Naturally, the music industry blames the decline in new music sales on “piracy”, but in fact people just got used to getting their music in more convenient ways, or they decided that they already have enough music and don’t really need any more. I remember how some people would buy a CD or two every weekend just as a treat or to have something new to listen to, and the music industry made a very nice living from this convenient siphoning of society’s disposable income, but that was just a bubble: the prices were low enough for people to not really miss the money, but the prices were also high enough and provided generous-enough margins for the music industry to make a lot of money from such casual purchasers while they could.

Note that I emphasised “potential” above. That’s another thing that the music business got away with for years: the loyalty of their audiences. How many people bought new material from an artist they liked only to discover that it wasn’t as good as they’d hoped? After a while, people just lose interest. This despite the effective state subsidy of the music business through public broadcasters endlessly and annoyingly playing and promoting that industry’s proprietary content. And there is music from even a few years ago that you wouldn’t be able to persuade anyone to sell you any more. It is like they don’t want your money, or at least if it is not being handed over on precisely their terms, which for a long time now has seemed to involve the customer going back and paying them again and again for something they already bought (under threat of legal penalties for “format shifting” in order to compel such repeat business).

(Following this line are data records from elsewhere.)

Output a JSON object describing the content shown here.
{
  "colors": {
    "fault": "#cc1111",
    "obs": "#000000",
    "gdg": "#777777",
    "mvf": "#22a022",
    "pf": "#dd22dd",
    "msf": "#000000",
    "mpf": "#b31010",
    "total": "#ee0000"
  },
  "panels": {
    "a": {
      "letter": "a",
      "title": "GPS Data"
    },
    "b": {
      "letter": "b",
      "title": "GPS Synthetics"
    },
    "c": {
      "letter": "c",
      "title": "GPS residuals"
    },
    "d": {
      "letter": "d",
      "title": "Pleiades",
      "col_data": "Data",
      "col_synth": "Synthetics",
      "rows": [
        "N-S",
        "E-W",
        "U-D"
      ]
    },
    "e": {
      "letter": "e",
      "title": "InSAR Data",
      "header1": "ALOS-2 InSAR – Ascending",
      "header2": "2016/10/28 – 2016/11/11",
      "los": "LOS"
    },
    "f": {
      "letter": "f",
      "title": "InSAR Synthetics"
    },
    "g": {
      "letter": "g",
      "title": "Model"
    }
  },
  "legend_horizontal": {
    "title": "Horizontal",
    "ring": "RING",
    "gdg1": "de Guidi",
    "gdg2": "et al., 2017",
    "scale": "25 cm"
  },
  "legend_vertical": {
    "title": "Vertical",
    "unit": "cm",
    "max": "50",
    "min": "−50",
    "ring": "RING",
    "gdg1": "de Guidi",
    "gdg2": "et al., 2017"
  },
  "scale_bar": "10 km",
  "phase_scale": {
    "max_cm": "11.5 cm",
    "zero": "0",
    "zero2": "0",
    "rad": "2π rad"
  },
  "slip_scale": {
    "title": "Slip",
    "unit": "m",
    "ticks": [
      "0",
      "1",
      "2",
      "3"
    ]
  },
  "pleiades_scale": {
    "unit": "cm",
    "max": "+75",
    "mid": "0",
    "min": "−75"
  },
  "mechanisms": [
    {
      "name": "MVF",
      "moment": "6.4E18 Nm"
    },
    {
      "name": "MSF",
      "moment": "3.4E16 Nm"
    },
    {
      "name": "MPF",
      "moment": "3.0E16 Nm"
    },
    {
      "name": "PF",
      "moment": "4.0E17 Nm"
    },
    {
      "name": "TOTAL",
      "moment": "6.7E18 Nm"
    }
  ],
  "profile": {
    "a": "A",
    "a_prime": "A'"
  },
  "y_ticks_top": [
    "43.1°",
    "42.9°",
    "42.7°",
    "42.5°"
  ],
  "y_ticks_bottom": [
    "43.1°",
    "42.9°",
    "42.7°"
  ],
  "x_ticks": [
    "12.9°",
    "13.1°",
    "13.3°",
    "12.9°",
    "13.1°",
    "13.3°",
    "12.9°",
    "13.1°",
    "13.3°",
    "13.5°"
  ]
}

It isn’t a surprise that the focus now is on music (and video) streaming and that actually buying media to play offline is becoming harder and harder. The focus of the content industries is on making it more and more difficult to acquire their content in ways that make it possible to experience that content on sustainable terms. Just as standard music CDs became corrupted with DRM mechanisms that bring future access to the content into doubt, so have newer technologies been encumbered with inconvenient and illegitimate mechanisms to deny people legitimate access. And as the campaign against DRM notes, some of the outcomes are simply discriminatory and shameful.

Our Legacy

Even content that has not been “protected” has proven difficult to recover simply due to technological progress and material, cultural and intellectual decay. It would appal many people that anyone would put additional barriers around content just to maximise revenues when the risk is that the “protectors” of such content will either inadvertently (their competence not being particularly noted) or deliberately (their vindictiveness being especially noted) consign that content to the black hole of prehistory just to stop anyone else actually enjoying it without them benefiting from the act. In some cases, one would think that content destruction is really what the supposed guardians of the content actually want, especially when there’s no more easy money to be made.

Of course, such profiteers don’t actually care about things like cultural legacy or the historical record, but society should care about such things. Regardless of who paid for something to be made – and frequently it was the artist, with the publishers only really offering financing that would most appropriately be described as “predatory” – such content is part of our culture and our legacy. That is why we should resist DRM, we should not support its proponents when buying devices and content or when electing our representatives, and it is why we should try and limit copyright terms so that legacy content may stand a chance of being recovered and responsibly archived.

We owe it to ourselves and to future generations to resist DRM.